A team of researchers has begun searching for "the lost landscapes" of the Irish Sea that were flooded as the sea level rose in ancient times. The team, from the Irish Marine Institute and IT Sligo, has joined with a University of Bradford "Lost Frontiers" programme to explore the extensive submerged landscapes between Ireland and Britain.
There is already evidence of the rising sea levels which occurred at the end of the last glacial period. A 6,000-year-old forest is visible off the County Dublin Coast between Killiney and Bray, according to the Irish Times. These ancient trees were first noted about 100 years ago and were seen again in 1999, but a storm in 2001 left tree stumps and fallen timber extensively revealed near the coast north of Bray.
It is thought that beneath the waves of the Irish Sea there lies a palaeolandscape of plains, hills, marshlands and river valleys, which might preserve evidence of early human activity. This landscape is not unlike Doggerland in the southern North Sea, where the best-known palaeolandscape of Europe has been revealed.

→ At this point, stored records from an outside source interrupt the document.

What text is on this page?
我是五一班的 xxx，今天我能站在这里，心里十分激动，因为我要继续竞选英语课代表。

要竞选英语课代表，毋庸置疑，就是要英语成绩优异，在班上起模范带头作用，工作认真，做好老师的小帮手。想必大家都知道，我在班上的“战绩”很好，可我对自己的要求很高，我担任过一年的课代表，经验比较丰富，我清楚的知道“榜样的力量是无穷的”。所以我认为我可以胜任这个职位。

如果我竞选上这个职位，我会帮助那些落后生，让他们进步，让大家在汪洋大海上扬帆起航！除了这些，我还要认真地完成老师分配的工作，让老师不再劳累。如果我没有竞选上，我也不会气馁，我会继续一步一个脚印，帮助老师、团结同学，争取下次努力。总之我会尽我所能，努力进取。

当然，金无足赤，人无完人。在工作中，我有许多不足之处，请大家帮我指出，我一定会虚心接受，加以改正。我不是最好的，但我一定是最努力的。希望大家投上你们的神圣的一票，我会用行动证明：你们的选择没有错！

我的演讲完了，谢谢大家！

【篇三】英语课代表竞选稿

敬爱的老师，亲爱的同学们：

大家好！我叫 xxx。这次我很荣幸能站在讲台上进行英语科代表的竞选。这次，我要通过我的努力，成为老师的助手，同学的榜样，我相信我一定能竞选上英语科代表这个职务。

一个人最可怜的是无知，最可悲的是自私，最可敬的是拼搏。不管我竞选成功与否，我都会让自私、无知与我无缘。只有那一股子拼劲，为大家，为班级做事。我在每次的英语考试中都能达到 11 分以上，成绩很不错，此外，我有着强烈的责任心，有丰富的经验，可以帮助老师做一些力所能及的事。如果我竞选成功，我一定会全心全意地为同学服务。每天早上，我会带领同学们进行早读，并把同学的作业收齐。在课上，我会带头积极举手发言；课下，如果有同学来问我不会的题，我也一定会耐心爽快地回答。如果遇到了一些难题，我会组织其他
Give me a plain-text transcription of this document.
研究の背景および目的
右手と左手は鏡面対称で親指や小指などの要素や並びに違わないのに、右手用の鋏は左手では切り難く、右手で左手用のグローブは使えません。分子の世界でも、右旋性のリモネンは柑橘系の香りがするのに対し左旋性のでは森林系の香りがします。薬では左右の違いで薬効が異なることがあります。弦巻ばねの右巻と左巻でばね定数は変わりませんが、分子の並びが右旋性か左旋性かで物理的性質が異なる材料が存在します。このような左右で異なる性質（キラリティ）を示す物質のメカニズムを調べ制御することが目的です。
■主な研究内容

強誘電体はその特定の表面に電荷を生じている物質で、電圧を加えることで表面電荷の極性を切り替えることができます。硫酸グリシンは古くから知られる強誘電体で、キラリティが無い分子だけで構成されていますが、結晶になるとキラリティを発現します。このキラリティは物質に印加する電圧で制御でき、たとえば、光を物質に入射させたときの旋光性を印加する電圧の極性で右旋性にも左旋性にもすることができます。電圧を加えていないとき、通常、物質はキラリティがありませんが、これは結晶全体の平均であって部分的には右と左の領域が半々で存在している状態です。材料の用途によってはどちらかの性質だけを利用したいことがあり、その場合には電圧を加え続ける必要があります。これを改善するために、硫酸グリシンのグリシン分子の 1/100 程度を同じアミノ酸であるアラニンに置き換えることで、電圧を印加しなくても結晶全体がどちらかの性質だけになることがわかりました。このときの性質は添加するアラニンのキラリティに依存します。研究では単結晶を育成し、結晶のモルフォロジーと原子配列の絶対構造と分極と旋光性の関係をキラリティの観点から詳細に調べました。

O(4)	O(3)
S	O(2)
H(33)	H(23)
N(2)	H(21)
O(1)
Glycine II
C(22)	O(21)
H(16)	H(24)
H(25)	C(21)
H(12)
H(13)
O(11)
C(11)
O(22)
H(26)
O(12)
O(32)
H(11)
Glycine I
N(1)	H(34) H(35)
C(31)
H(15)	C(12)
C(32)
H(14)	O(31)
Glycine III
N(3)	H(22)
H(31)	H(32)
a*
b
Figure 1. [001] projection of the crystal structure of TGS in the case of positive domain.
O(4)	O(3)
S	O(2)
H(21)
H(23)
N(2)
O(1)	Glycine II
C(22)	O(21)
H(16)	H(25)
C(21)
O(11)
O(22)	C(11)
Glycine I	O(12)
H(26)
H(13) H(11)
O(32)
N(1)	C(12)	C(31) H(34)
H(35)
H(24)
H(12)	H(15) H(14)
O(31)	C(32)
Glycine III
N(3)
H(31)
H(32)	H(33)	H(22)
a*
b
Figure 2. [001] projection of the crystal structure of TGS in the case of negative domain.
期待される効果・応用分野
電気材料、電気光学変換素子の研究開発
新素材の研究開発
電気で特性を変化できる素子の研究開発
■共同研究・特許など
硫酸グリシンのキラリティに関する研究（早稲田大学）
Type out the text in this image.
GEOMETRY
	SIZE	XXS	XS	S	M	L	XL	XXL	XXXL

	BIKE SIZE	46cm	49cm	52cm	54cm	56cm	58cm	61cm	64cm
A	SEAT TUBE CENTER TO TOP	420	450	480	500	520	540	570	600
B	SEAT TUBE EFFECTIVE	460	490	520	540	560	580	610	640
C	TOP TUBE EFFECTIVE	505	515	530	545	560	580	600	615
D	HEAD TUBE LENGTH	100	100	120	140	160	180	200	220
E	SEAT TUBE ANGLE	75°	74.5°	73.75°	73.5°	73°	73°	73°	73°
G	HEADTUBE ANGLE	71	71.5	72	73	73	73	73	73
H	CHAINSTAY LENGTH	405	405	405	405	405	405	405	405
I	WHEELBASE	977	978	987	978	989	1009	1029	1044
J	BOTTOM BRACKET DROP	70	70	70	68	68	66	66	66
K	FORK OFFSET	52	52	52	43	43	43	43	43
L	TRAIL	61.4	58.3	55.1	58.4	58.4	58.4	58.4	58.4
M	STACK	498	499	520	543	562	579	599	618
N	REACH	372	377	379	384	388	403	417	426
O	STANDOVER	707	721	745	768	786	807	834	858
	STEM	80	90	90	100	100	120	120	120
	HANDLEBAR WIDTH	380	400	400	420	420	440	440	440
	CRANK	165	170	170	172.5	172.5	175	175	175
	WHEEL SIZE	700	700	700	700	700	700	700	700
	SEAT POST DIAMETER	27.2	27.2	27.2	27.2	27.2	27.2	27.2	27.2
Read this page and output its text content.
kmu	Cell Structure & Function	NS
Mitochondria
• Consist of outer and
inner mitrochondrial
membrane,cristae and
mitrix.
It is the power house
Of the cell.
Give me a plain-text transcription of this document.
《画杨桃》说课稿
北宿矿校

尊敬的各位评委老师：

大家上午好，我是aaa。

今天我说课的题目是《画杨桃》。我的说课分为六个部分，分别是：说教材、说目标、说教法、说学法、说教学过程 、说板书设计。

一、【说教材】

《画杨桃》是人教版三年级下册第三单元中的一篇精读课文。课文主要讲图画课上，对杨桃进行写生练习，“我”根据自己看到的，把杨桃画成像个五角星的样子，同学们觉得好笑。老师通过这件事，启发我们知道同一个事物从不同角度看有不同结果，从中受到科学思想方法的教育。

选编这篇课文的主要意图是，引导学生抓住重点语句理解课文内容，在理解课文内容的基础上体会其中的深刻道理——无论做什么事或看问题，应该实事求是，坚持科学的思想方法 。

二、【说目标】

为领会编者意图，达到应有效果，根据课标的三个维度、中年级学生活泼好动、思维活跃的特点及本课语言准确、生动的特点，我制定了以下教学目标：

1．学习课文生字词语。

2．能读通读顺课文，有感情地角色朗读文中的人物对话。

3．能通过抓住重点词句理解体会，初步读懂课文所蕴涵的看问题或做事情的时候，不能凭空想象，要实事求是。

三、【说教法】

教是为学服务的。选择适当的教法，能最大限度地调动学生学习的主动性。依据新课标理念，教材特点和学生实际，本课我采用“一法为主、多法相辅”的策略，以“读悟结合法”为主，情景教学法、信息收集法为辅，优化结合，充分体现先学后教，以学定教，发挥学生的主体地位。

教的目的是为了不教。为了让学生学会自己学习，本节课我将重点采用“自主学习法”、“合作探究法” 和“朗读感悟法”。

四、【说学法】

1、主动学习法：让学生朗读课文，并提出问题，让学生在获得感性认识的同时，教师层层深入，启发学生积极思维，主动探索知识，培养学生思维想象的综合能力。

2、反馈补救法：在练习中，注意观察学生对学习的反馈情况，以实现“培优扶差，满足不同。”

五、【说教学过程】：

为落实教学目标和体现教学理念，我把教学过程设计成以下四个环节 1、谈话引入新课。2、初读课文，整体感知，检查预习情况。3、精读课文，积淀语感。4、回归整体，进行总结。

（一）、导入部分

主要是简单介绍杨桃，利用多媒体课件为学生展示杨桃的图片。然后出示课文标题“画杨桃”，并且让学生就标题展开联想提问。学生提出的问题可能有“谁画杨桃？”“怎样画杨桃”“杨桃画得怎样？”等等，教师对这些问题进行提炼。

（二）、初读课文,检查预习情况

An Irish ship called the RV Celtic Voyager will take sediment samples from 20 sites in Liverpool and Cardigan Bays. This work began last Wednesday and continues through this weekend.
Dr James Bonsall from the Centre for Environmental Research Innovation and Sustainability at IT Sligo told the Irish Times that the crew was using cutting-edge technology to attempt to retrieve the first evidence for life within the landscapes that were flooded by the rising sea thousands of years ago.
"This is the first time that this range of techniques has been employed on submerged landscapes under the Irish Sea," he said.
Although now separate islands, Ireland and Britain were past of one larger landmass 18,000 years ago. But globally, sea levels rose by around 120 metres and an area more than twice the size of the United States was lost beneath the sea.
Professor Vince Gaffney, principal investigator with Europe's Lost Frontiers Project, said the submerged lands between the two countries could hold crucial information about the first settlers of Ireland and adjacent lands along the Atlantic corridor.